17.10.05

Pé de vento

Num pé, no outro.
Pulando? Talvez.
Mas até que não me espanta essa voluptuosidade das corridas cansadas e dos trocas.
Sim, trocas. Ou você acha que os passos vêm assim, impunimente?
Passos podem ser rápidos ou lentos. Mas, antes de tudo, são caminhadas.
Poderíamos dizer que caminhada é o coletivo de passo. Assim como passarada é o coletivo de pássaro.
E o coletivo de vida poderia ser troca.

E se não gostar não arranca a etiqueta.

8.8.05

Sobre a pressa.

Numa semana cabem sete dias.
Numa semana também cabem algumas horas. Mais de cem.
E os minutos, então... nem se fala.
Numa semana cabe todo esse raciocínio numérico que habita nossas mentes indóceis.
E cabe a possibilidade de contagem regressiva.
Alguns esperam o sol do dia que não é aproveitado dentro da sala do trabalho.
Outros contam os dias pra ver o pai que mora em outra casa. E que não mora na semana. Mas sim, fora dela.
Alguns ainda perdem a conta de quantas semanas já contaram esperando que a semana se passasse. E não passou.
E continuam a contar:
Numa semana cabe o tempo de um salário, um café, um revezamento de levar as crianças à escola.
Numa semana se gasta um quarto do tempo que se gasta pensando no mês.
Numa semana o tempo.
Numa semana passa.
Numa semana vai.
Em uma semana: cabe toda essa espera que não cabe dentro do corpo e a gente, por alguma razão, faz fugir rapidinho.
Antes que vire abóbora.

27.7.05

De como uma menina amanhece.

Estava aqui, sentada a escrever, e nem percebi que já eram passadas tantas horas.
E então eu desisti de escrever e prestar atenção nas horas que passaram.
Mas como prestar atenção se as horas são, no caso, passadas?
E como manter os olhos abertos se o sono é, no caso, reflexo?
Pois então, é aí que surgem as idéias: no susto que você leva em perceber que o tempo passa mesmo enquanto você dorme.
E a vontade de dormir passa junto com todo aquele tempo que você achava que ainda tinha.
Mas que havia amanhecido.
E tempo lá amanhece?
Depende de quando tempo você durou à noite.

22.7.05

Buraco de Luz

Cabe dentro de uma mulher toda uma vida de desejos. Pode-se transformar o corpo em recipiente de vontades. Cheiros. Fluxos.
Intensos? Talvez.
Mas cabe dentro de uma mulher, antes de tudo, uma recorrente história de si. Um tribunal de pequenas causas que, muitas vezes, se perde do júri.
Esse ser de pequenas sutilezas: frestas.
Um corpo que morre e nasce a cada dia. Ou a cada mês. Ou em cada esquina.
Um corpo que não está, nem é: constrói. Com pancadas, flores e muito choro. Com risos e barulhos excessivos.

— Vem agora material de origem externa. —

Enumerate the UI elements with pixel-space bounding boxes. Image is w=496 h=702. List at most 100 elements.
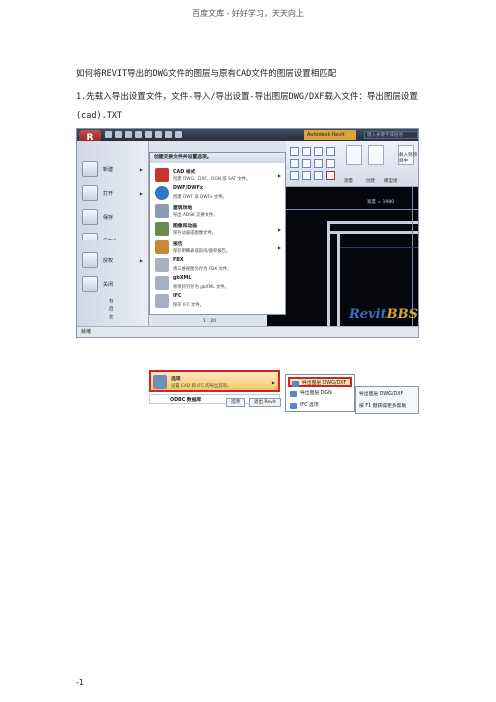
menu-item-title: DWF/DWFx <box>173 186 203 191</box>
revitbbs-logo: RevitBBS <box>349 307 418 322</box>
menu-item-title: IFC <box>173 294 182 299</box>
measure-icon[interactable] <box>145 131 152 138</box>
grid-line <box>412 187 413 327</box>
options-submenu: 导出图层 DWG/DXF 导出图层 DGN IFC 选项 <box>285 374 355 412</box>
image-icon <box>155 222 169 236</box>
left-panel-lower: 授权 ▶ 关闭 右 后 左 <box>76 240 148 326</box>
options-button[interactable]: 选项 <box>226 398 245 407</box>
tooltip-title: 导出图层 DWG/DXF <box>359 392 404 397</box>
quick-access-toolbar <box>105 131 182 139</box>
nav-open[interactable]: 打开 ▶ <box>82 181 146 205</box>
menu-item-options[interactable]: 选项 设置 CAD 和 IFC 的导出选项。 ▶ <box>149 370 280 392</box>
wrench-icon <box>153 375 167 389</box>
nav-save[interactable]: 保存 <box>82 205 146 229</box>
layers-icon <box>290 391 297 397</box>
tooltip-popup: 导出图层 DWG/DXF 按 F1 键获得更多帮助 <box>355 386 419 414</box>
arrow-right-icon: ▶ <box>271 380 275 385</box>
section-icon[interactable] <box>175 131 182 138</box>
menu-item-desc: 保存 IFC 文件。 <box>173 303 204 308</box>
menu-item-desc: 设置 CAD 和 IFC 的导出选项。 <box>171 384 232 389</box>
page-header: 百度文库 - 好好学习，天天向上 <box>192 9 304 18</box>
rotate-icon[interactable] <box>302 159 311 168</box>
mirror-icon[interactable] <box>314 147 323 156</box>
tree-item[interactable]: 左 <box>109 314 114 320</box>
menu-item-title: ODBC 数据库 <box>170 398 202 403</box>
offset-icon[interactable] <box>302 147 311 156</box>
menu-item-desc: 保存明细表或房间/面积报告。 <box>173 249 231 254</box>
split-icon[interactable] <box>326 159 335 168</box>
menu-item-desc: 将项目另存为 gbXML 文件。 <box>173 285 229 290</box>
arrow-right-icon: ▶ <box>277 173 281 178</box>
ribbon-label-measure: 测量 <box>344 179 353 184</box>
3d-view-icon[interactable] <box>165 131 172 138</box>
submenu-export-layers-dwg[interactable]: 导出图层 DWG/DXF <box>288 377 352 387</box>
nav-label: 打开 <box>103 190 114 197</box>
save-icon <box>82 209 98 225</box>
dimension-line <box>267 209 418 210</box>
key-icon <box>82 252 98 268</box>
gbxml-icon <box>155 276 169 290</box>
submenu-label: 导出图层 DGN <box>300 391 332 396</box>
create-icon[interactable] <box>368 145 384 165</box>
status-text: 就绪 <box>81 329 92 335</box>
menu-item-title: 图像和动画 <box>173 224 197 229</box>
copy-icon[interactable] <box>290 159 299 168</box>
menu-footer: 选项 退出 Revit <box>226 398 281 407</box>
wall-left <box>327 221 330 327</box>
move-icon[interactable] <box>326 147 335 156</box>
nav-new[interactable]: 新建 ▶ <box>82 157 146 181</box>
save-icon[interactable] <box>105 131 112 138</box>
tree-item[interactable]: 右 <box>109 298 114 304</box>
title-bar: Autodesk Revit 键入关键字或短语 <box>77 129 418 141</box>
arrow-right-icon: ▶ <box>277 245 281 250</box>
submenu-export-layers-dgn[interactable]: 导出图层 DGN <box>288 389 352 399</box>
menu-item-title: gbXML <box>173 276 192 281</box>
submenu-ifc-options[interactable]: IFC 选项 <box>288 401 352 411</box>
menu-item-ifc[interactable]: IFC 保存 IFC 文件。 <box>153 291 284 313</box>
cad-icon <box>155 168 169 182</box>
array-icon[interactable] <box>290 171 299 180</box>
wall-left-inner <box>337 231 340 327</box>
close-icon <box>82 276 98 292</box>
step-1-text: 1.先载入导出设置文件，文件-导入/导出设置-导出图层DWG/DXF载入文件：导… <box>76 92 418 121</box>
arrow-right-icon: ▶ <box>139 166 143 172</box>
nav-license[interactable]: 授权 ▶ <box>82 248 146 272</box>
ifc-icon <box>155 294 169 308</box>
redo-icon[interactable] <box>125 131 132 138</box>
measure-icon[interactable] <box>346 145 362 165</box>
ribbon-label-create: 创建 <box>366 179 375 184</box>
menu-item-title: 报告 <box>173 242 183 247</box>
undo-icon[interactable] <box>115 131 122 138</box>
submenu-label: IFC 选项 <box>300 403 319 408</box>
text-icon[interactable] <box>155 131 162 138</box>
arrow-right-icon: ▶ <box>139 257 143 263</box>
status-bar: 就绪 <box>76 326 419 338</box>
ribbon-label-group: 模型组 <box>384 179 398 184</box>
exit-revit-button[interactable]: 退出 Revit <box>249 398 281 407</box>
align-icon[interactable] <box>290 147 299 156</box>
scale-icon[interactable] <box>302 171 311 180</box>
open-icon <box>82 185 98 201</box>
delete-icon[interactable] <box>326 171 335 180</box>
menu-item-title: 选项 <box>171 377 181 382</box>
tooltip-help: 按 F1 键获得更多帮助 <box>359 404 407 409</box>
menu-item-desc: 创建 DWF 或 DWFx 文件。 <box>173 195 227 200</box>
wall-inner <box>327 231 418 234</box>
trim-icon[interactable] <box>314 159 323 168</box>
reference-line <box>340 247 418 248</box>
view-scale[interactable]: 1 : 20 <box>203 319 216 324</box>
load-into-project-label: 载入到项目中 <box>399 153 417 164</box>
intro-text: 如何将REVIT导出的DWG文件的图层与原有CAD文件的图层设置相匹配 <box>76 69 337 79</box>
print-icon[interactable] <box>135 131 142 138</box>
dimension-label: 宽度 = 1980 <box>367 200 395 205</box>
arrow-right-icon: ▶ <box>139 190 143 196</box>
menu-item-title: 建筑场地 <box>173 206 193 211</box>
pin-icon[interactable] <box>314 171 323 180</box>
submenu-label: 导出图层 DWG/DXF <box>302 381 347 386</box>
drawing-canvas[interactable]: 宽度 = 1980 RevitBBS <box>267 187 418 327</box>
nav-close[interactable]: 关闭 <box>82 272 146 296</box>
tree-item[interactable]: 后 <box>109 306 114 312</box>
ifc-icon <box>290 403 297 409</box>
menu-item-title: FBX <box>173 258 184 263</box>
search-input[interactable]: 键入关键字或短语 <box>364 131 418 139</box>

Uma mulher: toda essa incompatibilidade interna. Toda essa mania de insatisfação, quase comestível. Mas ainda assim: uma mulher. Cheia de ânsias (de vômito ou não. Muitas vezes, não.) que escorrem do seu além.

E às vezes vaza.

14.7.05

O coelho não é branco.

Então, aqui estamos nessa terra de gente afastada.
Não se correspondem, sequer de longe.
Traiçoeiras e ameaçadoras, as pessoas maravilhosas se escondem atrás das portas curvas.
Do outro lado da ponte existe um povo que, volta e meia, aparece pelas bandas de cá em busca de comida. Ainda não sabemos que tipo de coisa comem daqui. Talvez os vermes.
Há pouca umidade. Atrás da cidade velha repousa uma espécie de lago e é de lá que vem a água que se usa nas casas. Um pouco longe, é verdade, mas parece ser o último sinal de água potável na região.
Um outro fato curioso é a aparência dos edifícios e casas: cobertos por enormes capas de plástico, como se estivessem numa eterna recuperação de fachada. A portaria é a única parte recortada, estritamente para passagem.

Ainda não decidimos por onde começar amanhã.
Provavelmente iniciaremos a pesquisa sobre os olhos.
Informaremos sobre os próximos passos.

Último Informe: antes do relatório ser enviado, batidas ritmadas foram ouvidas. Eram acompanhadas de um forte cheiro de destilados na região do centro de negócios.